In the days of yore (1980s), dating was a private and common practice shared between two potential lovers in the hopes that such an encounter would lead to a fruitful relationship. If successful, the first date was usually followed by a second, then a third and after a long courtship, a celebratory adjoining ceremony in which two symbolically become one (AKA marriage). But dating has evolved into an interactive, televised, post-modern spectator event. A lonely single no longer has to cruise the aisles at a grocery store for prospective dates; he can now pick and choose his lovers on a game show – live! in front of a studio audience. Likewise, the recluse no longer has to cruise the mall for ripe, nubile teenage girls, he can just log onto the internet and discreetly meet tons and tons of teenies who are eager to share their secrets with a complete stranger.
Surely we all know of people who have tried their hand at internet dating. Some may work with a casual internet dater, or have one in their family or household, or even, ahem…be… one. But, is this what it has come to? The answer is yes and I’m saddened by this fact, not because it seems creepy and cold to use a medium of technological interface to try and lure a member of the opposite sex to meet at a safe, neutral location – wait, that does sound kind of creepy – but because the world that we live in now requires you to create a login name to score. Have things really gotten so bad that people can’t relate to each other and proceed accordingly old fashioned way – awkwardly, yet casually approaching someone, striking up a conversation, hoping to god that you haven’t said anything idiotic and if you did, she didn’t catch it, then nervously asking for a phone number and walking away feeling either victorious or stupid for even approaching said person in the first place? I believe that they have not.
However, as hinted at above, I have to admit that I have tried web-dating. Initially, my interest was only superficial due to skepticism because of what I thought was lack of actual potential. Predictably, a few ladies caught my fancy and I sent them a clever and non-threatening note and awaited their eventual rejection. But then something unpredictable happened: an interested party actually responded. Then another girl contacted me of her own accord, without prior provocation. Then another. Eventually I felt as though I actually had to turn chicks away for the first time in my life.

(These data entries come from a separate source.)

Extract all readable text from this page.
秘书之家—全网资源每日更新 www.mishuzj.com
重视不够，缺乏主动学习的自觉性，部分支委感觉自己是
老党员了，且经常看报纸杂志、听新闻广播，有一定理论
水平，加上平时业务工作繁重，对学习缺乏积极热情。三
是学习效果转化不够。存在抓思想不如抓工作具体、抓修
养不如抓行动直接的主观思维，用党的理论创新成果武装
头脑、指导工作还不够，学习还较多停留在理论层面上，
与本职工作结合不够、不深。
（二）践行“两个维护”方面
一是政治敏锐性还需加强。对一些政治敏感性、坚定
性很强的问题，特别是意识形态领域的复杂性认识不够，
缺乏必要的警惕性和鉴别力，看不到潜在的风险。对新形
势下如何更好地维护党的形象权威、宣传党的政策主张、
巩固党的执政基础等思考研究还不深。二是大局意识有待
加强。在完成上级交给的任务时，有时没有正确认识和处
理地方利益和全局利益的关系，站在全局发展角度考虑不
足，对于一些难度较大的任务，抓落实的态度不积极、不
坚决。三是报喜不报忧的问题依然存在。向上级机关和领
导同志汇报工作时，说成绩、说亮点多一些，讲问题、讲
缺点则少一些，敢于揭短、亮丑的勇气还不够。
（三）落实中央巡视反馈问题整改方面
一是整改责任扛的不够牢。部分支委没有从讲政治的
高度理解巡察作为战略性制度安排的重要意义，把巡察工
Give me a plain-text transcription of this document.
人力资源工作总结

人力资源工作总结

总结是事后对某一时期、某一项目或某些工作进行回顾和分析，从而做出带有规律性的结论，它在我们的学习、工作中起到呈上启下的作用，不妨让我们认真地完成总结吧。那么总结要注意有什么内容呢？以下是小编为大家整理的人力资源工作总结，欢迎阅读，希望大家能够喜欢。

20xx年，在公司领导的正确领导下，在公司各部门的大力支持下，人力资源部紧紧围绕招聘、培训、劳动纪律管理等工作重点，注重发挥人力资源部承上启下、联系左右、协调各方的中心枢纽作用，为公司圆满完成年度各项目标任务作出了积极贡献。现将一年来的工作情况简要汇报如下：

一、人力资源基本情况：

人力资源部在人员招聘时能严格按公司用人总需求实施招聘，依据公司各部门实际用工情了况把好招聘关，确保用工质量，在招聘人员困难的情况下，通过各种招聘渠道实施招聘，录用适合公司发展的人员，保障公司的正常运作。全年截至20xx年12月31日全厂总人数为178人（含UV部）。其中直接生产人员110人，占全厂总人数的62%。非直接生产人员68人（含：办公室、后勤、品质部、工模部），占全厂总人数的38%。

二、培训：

I am happy to report that one of these courtships did come to fruition, and am equally sad to further report that it was only for a short while, as the lady in question soon grew tired of my more realistic non-internet persona. And so, I chalk that endeavor up as yet another failure. But it has become especially hard to deal with now because so many fucking people I know are hooking up over the web. Once again the masses are succeeding where I have failed, miserably. In fact, I think I know more people by association through this dating service than by any other accountable and tangible means of traditional encounter. Of course, very few people do I know as a direct result of my personal experiences with web-dating – only through the experiences of others. There is virtually a “virtual” community emerging, composed entirely of e-daters. And I may very well be at the national apex.
Now, in the spirit of individuality, I have resolved to engage in e-dating no longer. I have challenged myself to think “outside the box” (computer) and assert myself in a face-to-face encounter with a woman of my particular fancy. I always imagine that I will meet my soulmate at the library or the record store and we will immediately hit it off because of our mutual love for some seemingly mundane, but personally indispensable pop-culture phenomenon. Then it occurs to me that this may not happen because I don’t even know where a library is and I usually make a habit of not talking to strangers.
Therein lies the main problem with trying to seek and obtain that one true love: people are scared. I don’t know what it is, man, but I’m scared of meeting people. I do know that once I meet a person and become comfortable, I become extremely likable. But, then kicks in what I call the 90 day guarantee: in 90 days or less I guarantee that I will have repeatedly done/said stupid/unnecessary things and will have chased off my muse due to an unconscious, but nonetheless intentional self-sabotage complex. However, I don’t feel like this neurosis is unique to me. I would be willing to bet that it’s an all too typical phenomenon for people to feel responsible for their own failures in the dating world. But the culprit may be the intense social emphasis that is placed on dating.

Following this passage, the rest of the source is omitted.